Key takeaways from the book include:
- The importance of shifting from a shareholder-centric model to a customer-focused approach
- The power of the Total Addressable Problem (TAP) model in identifying new growth opportunities
- The need for a more dynamic and flexible approach to market research and product development
- The value of embracing productive failure as a means of learning and innovation
- The importance of assembling the right team of adaptable, curious, and passionate individuals
- The benefits of implementing a Growth Board and step-by-step funding approach for new ideas
- The necessity of adopting an always-on mindset to stay competitive in today's business landscape
By implementing these strategies, companies can create a permanent operating system for growth that allows them to innovate like entrepreneurs while leveraging the resources and scale of established organizations. This hybrid approach offers the best of both worlds, enabling companies to remain agile and responsive to customer needs while maintaining their market position and financial stability.

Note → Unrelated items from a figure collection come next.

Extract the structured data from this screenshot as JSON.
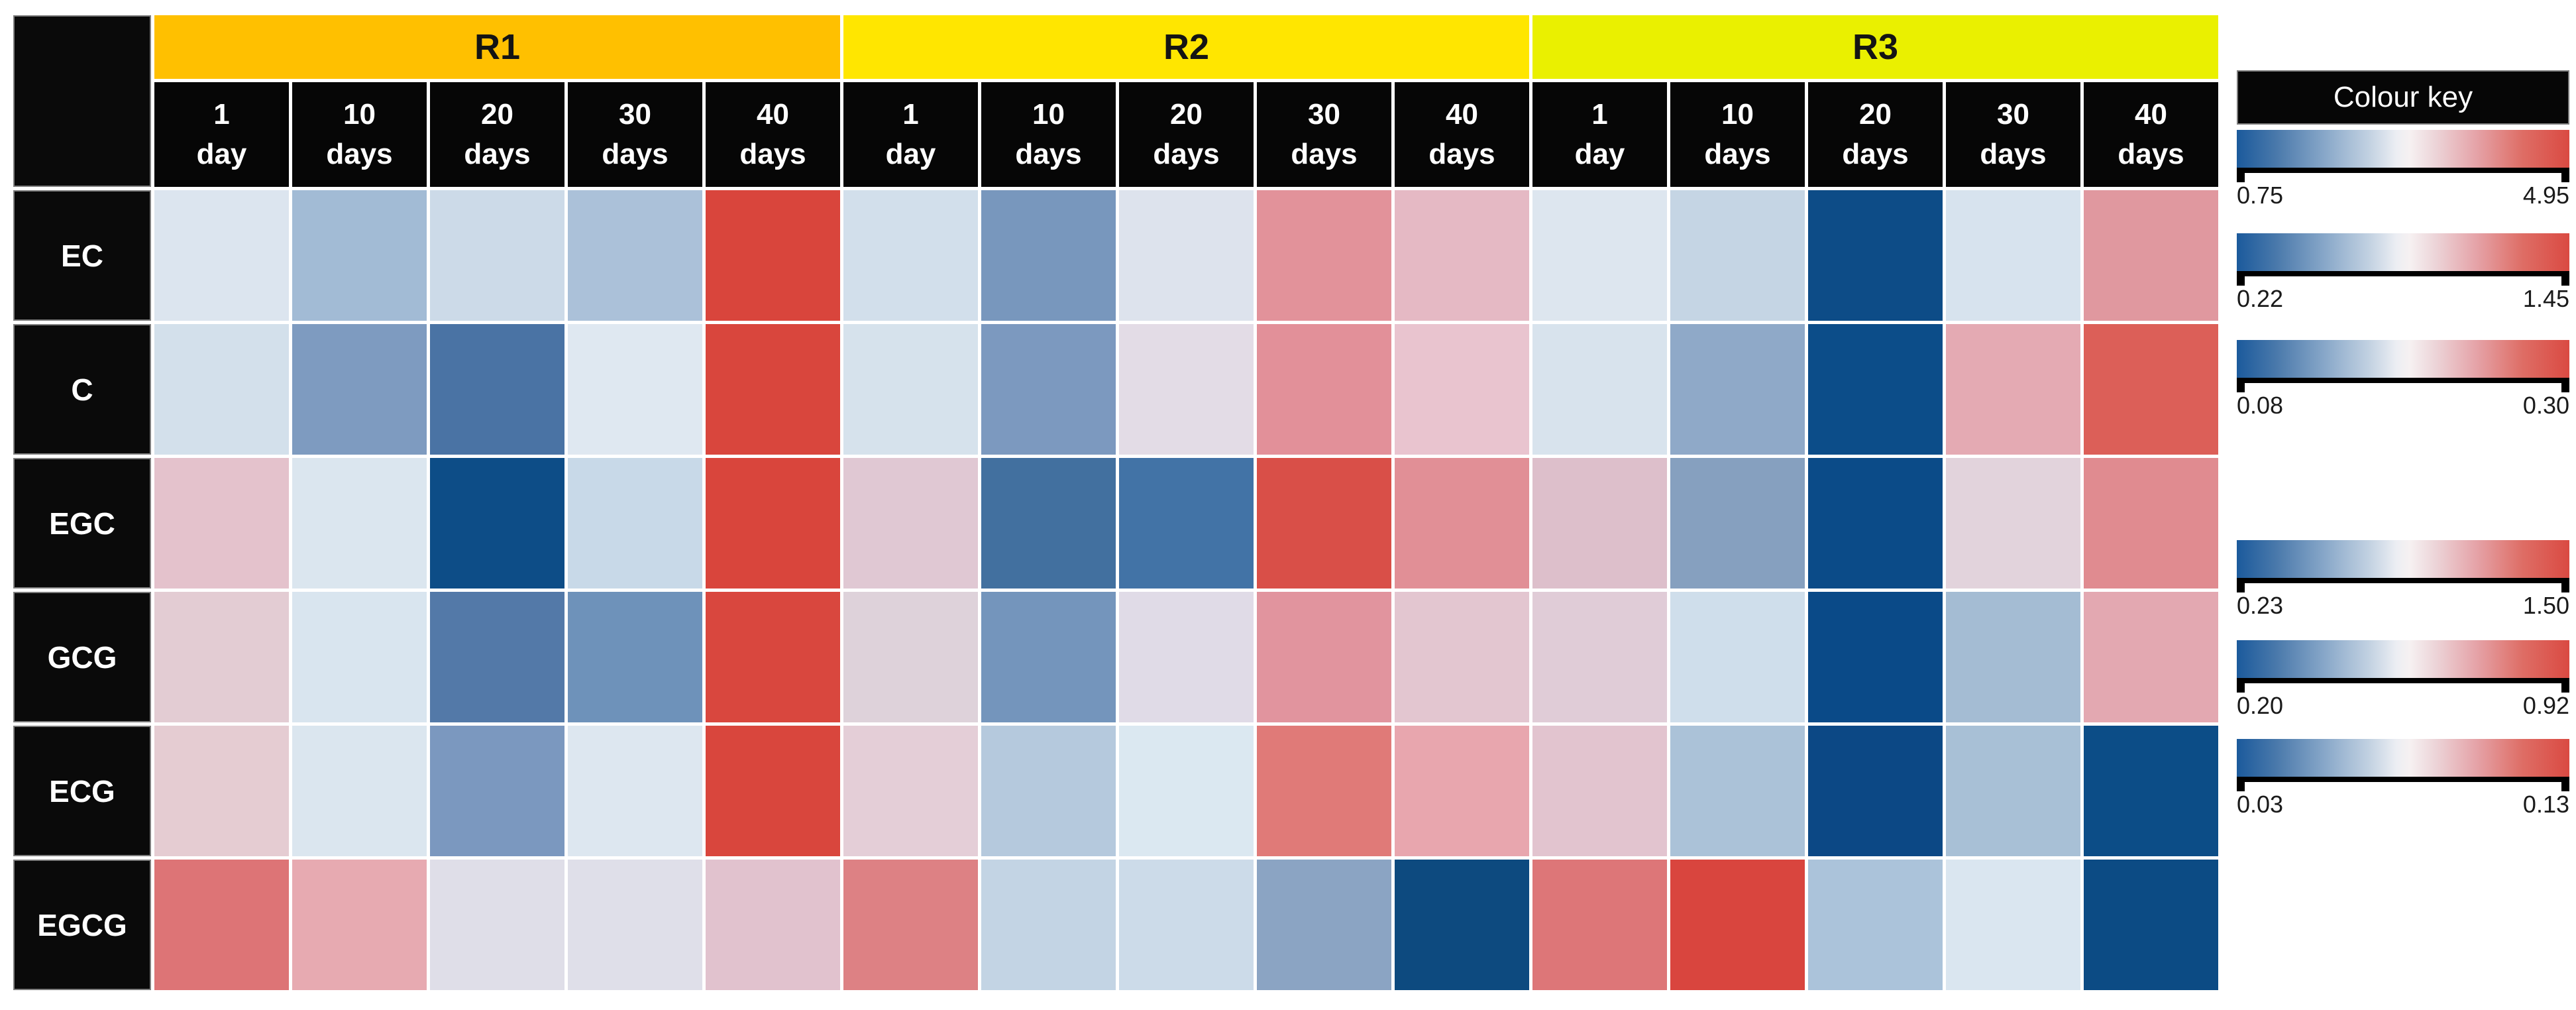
{
  "chart_data": {
    "type": "heatmap",
    "column_groups": [
      {
        "label": "R1",
        "color": "#FFC000"
      },
      {
        "label": "R2",
        "color": "#FFE600"
      },
      {
        "label": "R3",
        "color": "#EAF000"
      }
    ],
    "day_columns_per_group": [
      {
        "num": "1",
        "unit": "day"
      },
      {
        "num": "10",
        "unit": "days"
      },
      {
        "num": "20",
        "unit": "days"
      },
      {
        "num": "30",
        "unit": "days"
      },
      {
        "num": "40",
        "unit": "days"
      }
    ],
    "rows": [
      {
        "label": "EC",
        "cell_colors": [
          "#DCE5EF",
          "#A2BBD5",
          "#CCDAE8",
          "#ABC1D9",
          "#D9453C",
          "#D2DFEB",
          "#7897BD",
          "#DDE3ED",
          "#E2929A",
          "#E5B9C4",
          "#DDE6EF",
          "#C5D5E4",
          "#0D4C87",
          "#D7E3EE",
          "#E0989F"
        ]
      },
      {
        "label": "C",
        "cell_colors": [
          "#D3E0EB",
          "#7E9BC0",
          "#4A73A4",
          "#DFE8F1",
          "#D9463D",
          "#D6E2EC",
          "#7C99BF",
          "#E3DCE6",
          "#E29099",
          "#E9C4CF",
          "#D8E3ED",
          "#8FA9C8",
          "#0C4D89",
          "#E4AAB3",
          "#DC5F58"
        ]
      },
      {
        "label": "EGC",
        "cell_colors": [
          "#E4C2CC",
          "#DBE6EF",
          "#0D4D87",
          "#C8D9E8",
          "#D9453C",
          "#E0C8D3",
          "#42709F",
          "#4273A6",
          "#D94F48",
          "#E18F96",
          "#DDBFCB",
          "#86A0BF",
          "#0B4B88",
          "#E2D3DC",
          "#E08B90"
        ]
      },
      {
        "label": "GCG",
        "cell_colors": [
          "#E3CCD3",
          "#D9E5EF",
          "#5379A8",
          "#6E92BA",
          "#D9473E",
          "#DED2DA",
          "#7495BC",
          "#E0DBE7",
          "#E1949E",
          "#E3C6D0",
          "#E0CCD7",
          "#CFDEEB",
          "#0A4A88",
          "#A4BCD3",
          "#E3A8B1"
        ]
      },
      {
        "label": "ECG",
        "cell_colors": [
          "#E5CCD2",
          "#DBE6EF",
          "#7B98BF",
          "#DDE7F0",
          "#D9463D",
          "#E4CED7",
          "#B5C9DD",
          "#DBE8F1",
          "#E07A78",
          "#E8A6AE",
          "#E2C4CF",
          "#ABC2D8",
          "#0C4885",
          "#A8C0D6",
          "#0C4D87"
        ]
      },
      {
        "label": "EGCG",
        "cell_colors": [
          "#DD7476",
          "#E7AAB1",
          "#DFDEE8",
          "#DFDFE9",
          "#E1C2CE",
          "#DD8184",
          "#C3D4E4",
          "#CCDBE9",
          "#8BA4C3",
          "#0D4A7F",
          "#DD7678",
          "#D9453E",
          "#ABC3DA",
          "#DAE6F0",
          "#0C4B84"
        ]
      }
    ],
    "colour_key": {
      "title": "Colour key",
      "gradient": {
        "low": "#1B5A9C",
        "mid": "#F6F1F2",
        "high": "#DA4A42"
      },
      "entries": [
        {
          "row": "EC",
          "min": "0.75",
          "max": "4.95"
        },
        {
          "row": "C",
          "min": "0.22",
          "max": "1.45"
        },
        {
          "row": "EGC",
          "min": "0.08",
          "max": "0.30"
        },
        {
          "row": "GCG",
          "min": "0.23",
          "max": "1.50"
        },
        {
          "row": "ECG",
          "min": "0.20",
          "max": "0.92"
        },
        {
          "row": "EGCG",
          "min": "0.03",
          "max": "0.13"
        }
      ]
    }
  }
}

As the business world continues to evolve at an unprecedented pace, the ability to adapt and innovate will become increasingly crucial for long-term success. "New to Big" provides a valuable framework for organizations looking to navigate this challenging landscape and emerge as leaders in their respective industries.
Ultimately, the book's message is clear: to survive and thrive in today's competitive environment, companies must be willing to challenge their existing assumptions, embrace risk, and continuously seek out new opportunities to create value for their customers. By doing so, they can transform themselves from stagnant, shareholder-focused entities into dynamic, customer-centric organizations capable of achieving sustainable growth and long-term success.